With few exceptions, most oilfield services companies are located in Houston. So, finding an underfollowed member far from Texas is noteworthy, especially as the sector remains attractive amid higher crude oil prices.

For those reasons, I'm intrigued by Superior Well Services (NASDAQ:SWSI), a company that helps producing companies wring as much oil and gas from their wells as possible. The company is based not on the bayou, but in Indiana, Pennsylvania, a town whose claim to fame is being the home of the confusingly named Indiana University of Pennsylvania.

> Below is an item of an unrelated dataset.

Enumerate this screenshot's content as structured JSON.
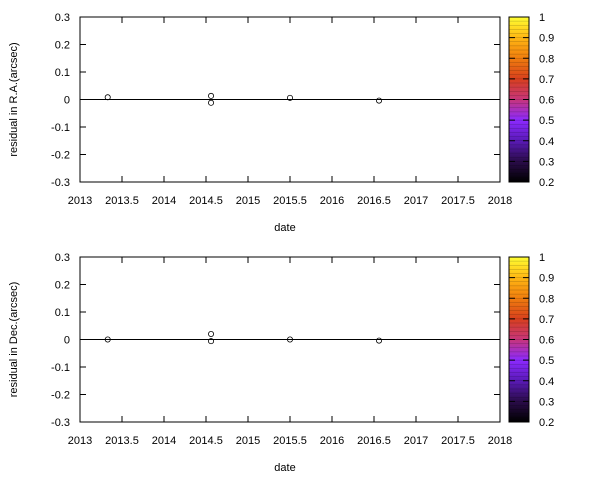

Superior Well's services include stimulation services, such as acidizing and fracturing to increase a well's production, as well as cementing. It also provides casing attachments for the large tubular goods that provide integrity to the well's structure. Its logging unit provides an array of "down-hole" information. And despite its headquarters' location, the company plies its trade as far away as the Southwest and the Rocky Mountains.

Superior Well has a market valuation around $450 million, so it's hardly a Baker Hughes (NYSE:BHI) or a Halliburton (NYSE:HAL), with which it competes to a small degree. It's also smaller than W-H Energy Services (NYSE:WHQ), a similar Houston company with about three times Superior Well's market value, and Basic Energy Services (NYSE:BAS), a Midland, Texas, company that also provides many of the same services as Superior, but is almost twice the size.

After earning $1.63 a share for 2006, Superior Well is expected to generate about 13% more, or about $1.85 this year, before tacking on another 17% to about $2.17 in 2008. Meanwhile, its forward P/E is only about nine, and the company is nearly debt-free.

Given my interest in the energy sector and my feeling that the group will remain important for about as far as the eye can see, I keep a file on up-and-coming members of the group. Superior Well is prominently displayed on my watch list.